Matt Jones first off welcome to atlanta. You planning on staying here for a while or are you just here for a visit? If you're staying here in atlanta you gotta go check out caffiene&octane on the first sunday every month. Definitely the best car gathering in atlanta.


Chris 'Haffy' Hafner  Saying its not much to look at on a trip straight through europe? Dude, you need to come over ;-)
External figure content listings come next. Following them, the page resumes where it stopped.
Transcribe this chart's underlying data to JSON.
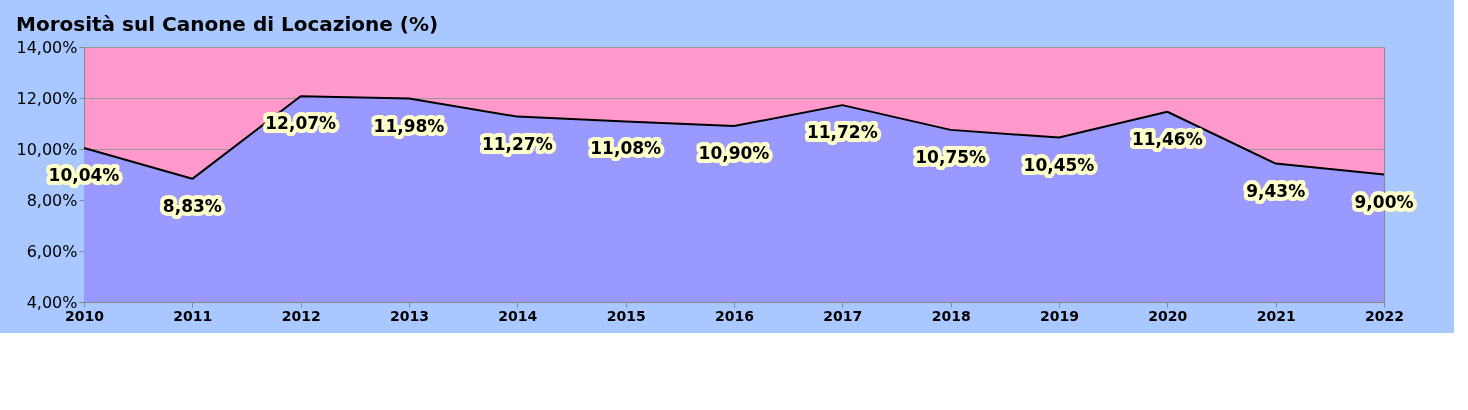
{
  "chart_data": {
    "type": "area",
    "title": "Morosità sul Canone di Locazione (%)",
    "categories": [
      "2010",
      "2011",
      "2012",
      "2013",
      "2014",
      "2015",
      "2016",
      "2017",
      "2018",
      "2019",
      "2020",
      "2021",
      "2022"
    ],
    "series": [
      {
        "color": "#9999ff",
        "values": [
          10.04,
          8.83,
          12.07,
          11.98,
          11.27,
          11.08,
          10.9,
          11.72,
          10.75,
          10.45,
          11.46,
          9.43,
          9.0
        ],
        "value_labels": [
          "10,04%",
          "8,83%",
          "12,07%",
          "11,98%",
          "11,27%",
          "11,08%",
          "10,90%",
          "11,72%",
          "10,75%",
          "10,45%",
          "11,46%",
          "9,43%",
          "9,00%"
        ]
      }
    ],
    "ylim": [
      4,
      14
    ],
    "yticks": [
      {
        "value": 4,
        "label": "4,00%"
      },
      {
        "value": 6,
        "label": "6,00%"
      },
      {
        "value": 8,
        "label": "8,00%"
      },
      {
        "value": 10,
        "label": "10,00%"
      },
      {
        "value": 12,
        "label": "12,00%"
      },
      {
        "value": 14,
        "label": "14,00%"
      }
    ],
    "grid": "y"
  }
}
Great photos Matt.  I actually just made the drive from Philly to Vegas and down to LA/San Diego last week and it was a blast.  Check out my Instagram for some of the photos.

IG: brandoms


Driving more than a day in the UK you'd have to travel through at least one other country. When I was a child we used to drive from England to Italy for holidays, 2 days stuck in a car from waking up to going to sleep was killer as a child, but I never really realised that my Dad was driving 700 miles a day, with 2 kids, a wife directing him from a map, towing a caravan, on the wrong side of the road. I can't imagine it was easy at all, but it never seemed to really phase him.
Really hoping to travel Europe in my car next year with a friend, catch some events all over the place and see the world a bit more.
Hope you have fun working for SH Matt, not jealous at all ;)


SF to vegas in 11 hrs. Ohio to Jersey then to DC then Toronto in god knows how long but it was fun. those were the days before mp3's and xm radio. jebus i can't imagine your drive without a long ass play list lol. great read btw you didnt find any knuckle heads trying to go balls out on the open parts of the roads???


I40 is the worse next to i80, I have crossed coast to coast 3 or 4 times already. I would say route 66 is still the pinnacle of the drive. Its is rich in driving history.